2023-08-07 政治・国際

日本のニュース in スイス

注目ポイント

今週(7月28日〜8月3日)スイスの主要報道機関が伝えた日本関連のニュースから3件をピックアップ。要約して紹介します。

「日銀が大規模緩和を修正」「日本政府が防衛白書を公表」「日本の自動車運搬船がオランダ沖で火災」「広島・尾道市の妊婦向けチラシに批判殺到」「国内最古の高浜原発1号機が再稼働」「なでしこジャパン、グループ1位で決勝進出」「大型の台風6号が沖縄接近」「英国のチャールズ国王の次男ヘンリー王子が訪日」―といったトピックスが取り上げられました。

この中から今回は「日銀が金融政策を修正」「日本政府が防衛白書を公表」「日本の自動車運搬船がオランダ沖で火災」「広島・尾道市の妊婦向けチラシに批判殺到」をご紹介します。

日銀が長短金利操作(YCC)を修正

日銀は先月28日、長期金利を低く抑える「長短金利操作(イールドカーブ・コントロール、YCC)」の修正を決めました。スイスの主要メディアが大きく報じました。

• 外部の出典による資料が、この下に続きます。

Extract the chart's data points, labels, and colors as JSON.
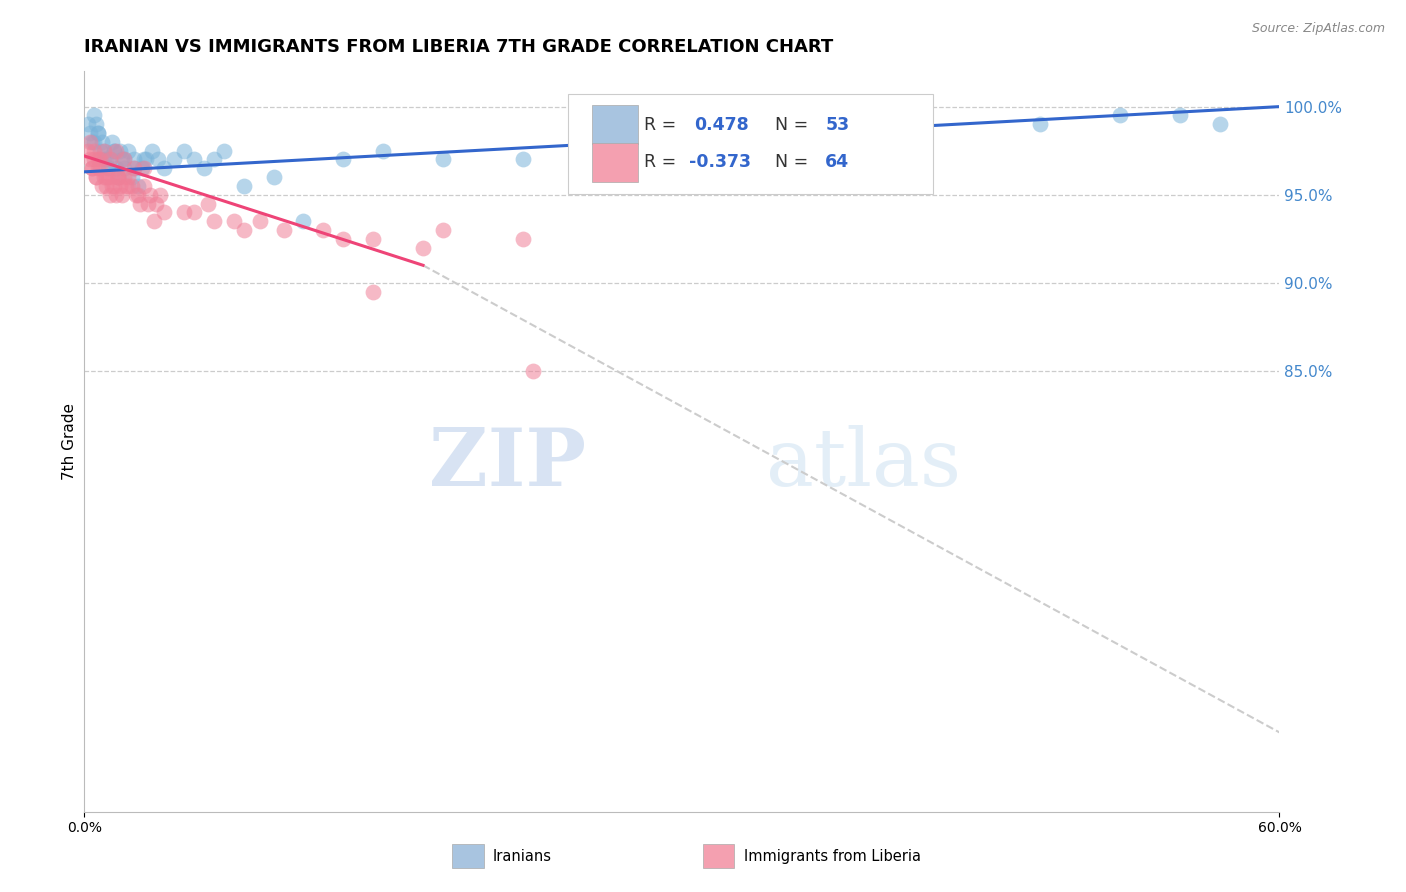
{
  "title": "IRANIAN VS IMMIGRANTS FROM LIBERIA 7TH GRADE CORRELATION CHART",
  "source_text": "Source: ZipAtlas.com",
  "ylabel": "7th Grade",
  "right_yticks": [
    100.0,
    95.0,
    90.0,
    85.0
  ],
  "right_ytick_labels": [
    "100.0%",
    "95.0%",
    "90.0%",
    "85.0%"
  ],
  "xmin": 0.0,
  "xmax": 60.0,
  "ymin": 60.0,
  "ymax": 102.0,
  "watermark_zip": "ZIP",
  "watermark_atlas": "atlas",
  "blue_scatter": {
    "x": [
      0.2,
      0.3,
      0.4,
      0.5,
      0.6,
      0.7,
      0.8,
      0.9,
      1.0,
      1.1,
      1.2,
      1.3,
      1.4,
      1.5,
      1.6,
      1.7,
      1.8,
      1.9,
      2.0,
      2.2,
      2.4,
      2.5,
      2.7,
      2.9,
      3.1,
      3.4,
      3.7,
      4.0,
      4.5,
      5.0,
      5.5,
      6.0,
      6.5,
      7.0,
      8.0,
      9.5,
      11.0,
      13.0,
      15.0,
      18.0,
      22.0,
      0.5,
      0.7,
      1.0,
      1.2,
      1.5,
      2.0,
      2.5,
      3.0,
      48.0,
      52.0,
      55.0,
      57.0
    ],
    "y": [
      99.0,
      98.5,
      98.0,
      99.5,
      99.0,
      98.5,
      97.5,
      98.0,
      97.5,
      97.0,
      96.5,
      97.0,
      98.0,
      97.5,
      96.5,
      96.0,
      97.5,
      97.0,
      96.5,
      97.5,
      96.0,
      97.0,
      95.5,
      96.5,
      97.0,
      97.5,
      97.0,
      96.5,
      97.0,
      97.5,
      97.0,
      96.5,
      97.0,
      97.5,
      95.5,
      96.0,
      93.5,
      97.0,
      97.5,
      97.0,
      97.0,
      98.0,
      98.5,
      97.0,
      96.5,
      97.5,
      97.0,
      96.5,
      97.0,
      99.0,
      99.5,
      99.5,
      99.0
    ]
  },
  "pink_scatter": {
    "x": [
      0.2,
      0.3,
      0.4,
      0.5,
      0.6,
      0.7,
      0.8,
      0.9,
      1.0,
      1.1,
      1.2,
      1.3,
      1.4,
      1.5,
      1.6,
      1.7,
      1.8,
      1.9,
      2.0,
      2.1,
      2.2,
      2.4,
      2.6,
      2.8,
      3.0,
      3.3,
      3.6,
      0.3,
      0.5,
      0.7,
      1.0,
      1.3,
      1.6,
      2.0,
      2.5,
      3.0,
      0.4,
      0.6,
      0.8,
      1.1,
      1.4,
      1.7,
      2.2,
      2.7,
      3.2,
      4.0,
      5.0,
      6.5,
      8.0,
      10.0,
      13.0,
      17.0,
      3.5,
      5.5,
      7.5,
      12.0,
      3.8,
      6.2,
      8.8,
      14.5,
      18.0,
      22.0,
      14.5,
      22.5
    ],
    "y": [
      97.5,
      97.0,
      96.5,
      97.0,
      96.0,
      96.5,
      97.0,
      95.5,
      96.0,
      95.5,
      96.0,
      95.0,
      96.0,
      95.5,
      95.0,
      96.0,
      95.5,
      95.0,
      96.0,
      95.5,
      96.0,
      95.5,
      95.0,
      94.5,
      95.5,
      95.0,
      94.5,
      98.0,
      97.5,
      97.0,
      97.5,
      97.0,
      97.5,
      97.0,
      96.5,
      96.5,
      96.5,
      96.0,
      96.5,
      96.0,
      95.5,
      96.0,
      95.5,
      95.0,
      94.5,
      94.0,
      94.0,
      93.5,
      93.0,
      93.0,
      92.5,
      92.0,
      93.5,
      94.0,
      93.5,
      93.0,
      95.0,
      94.5,
      93.5,
      92.5,
      93.0,
      92.5,
      89.5,
      85.0
    ]
  },
  "blue_line": {
    "x0": 0.0,
    "x1": 60.0,
    "y0": 96.3,
    "y1": 100.0
  },
  "pink_line_solid": {
    "x0": 0.0,
    "x1": 17.0,
    "y0": 97.2,
    "y1": 91.0
  },
  "pink_line_dashed": {
    "x0": 17.0,
    "x1": 60.0,
    "y0": 91.0,
    "y1": 64.5
  },
  "blue_dot_color": "#7ab3d9",
  "pink_dot_color": "#f08098",
  "blue_line_color": "#3366cc",
  "pink_line_color": "#ee4477",
  "grid_color": "#cccccc",
  "bg_color": "#ffffff",
  "title_fontsize": 13,
  "axis_fontsize": 10,
  "dot_size": 130,
  "dot_alpha": 0.55,
  "legend_box_color_blue": "#a8c4e0",
  "legend_box_color_pink": "#f4a0b0",
  "right_axis_color": "#4488cc",
  "legend_R_color": "#3366cc",
  "legend_N_color": "#3366cc"
}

ドイツ語圏の日刊紙NZZは、修正はサプライズではなかったとしたうえで、「方向転換の最初の犠牲者となったのは、日本の高名な金融政策理論家の植田和男氏が​​過去に繰り返し批判を表明していたYCCだった」と指摘。世界的な金利上昇により政策の維持が難しくなっているものの、「物価が急騰しているにもかかわらず、中央銀行は2%のインフレ目標がまだ一貫して達成されていないとの想定を変えていない」と、日銀の苦しい立場を説明しました。

金融系ウェブメディアCashは、日銀の政策変更が世界市場に与える影響などをポイントごとに解説しました。「日銀は低金利を支える世界最後の主要な拠り所で、日本の投資家は利回りを求めて海外に3兆ドル以上を保有している」と指摘。わずかな政策修正でもこれが逆流し、円高や日本の投資家に人気のあるオーストラリア、フランス、米国の国債価格に影響を与えると分析しました。(出典:NZZ他のサイトへ/独語、cash他のサイトへ/独語)

日本政府が防衛白書を公表

日本の防衛省は先月28日、2023年度版の防衛白書を公表。独語圏のスイス公共放送(SRF)は31日、「中国を『最大の戦略的挑戦』と呼ぶ日本」との見出しでこれを報じました。

SRFによると、2023年度版は中国の軍事動向に対する警戒を強める内容となっており、「これまでにない最大の戦略的挑戦」と位置付けた同国については、米国や他の「志を同じくする国々」との「協力や協調」を通じて対応すべきだとしています。

日本のフリー特派員マーティン・フリッツ氏はSRFで、防衛白書が注目するのは主に中国と北朝鮮だと指摘。中国による台湾侵攻の可能性や、ロシア・中国が北朝鮮と高める軍事協力体制なども日本の懸念事項であるとし、防衛費を増額するなど、同国の安全保障政策が転換期を迎えていると述べました。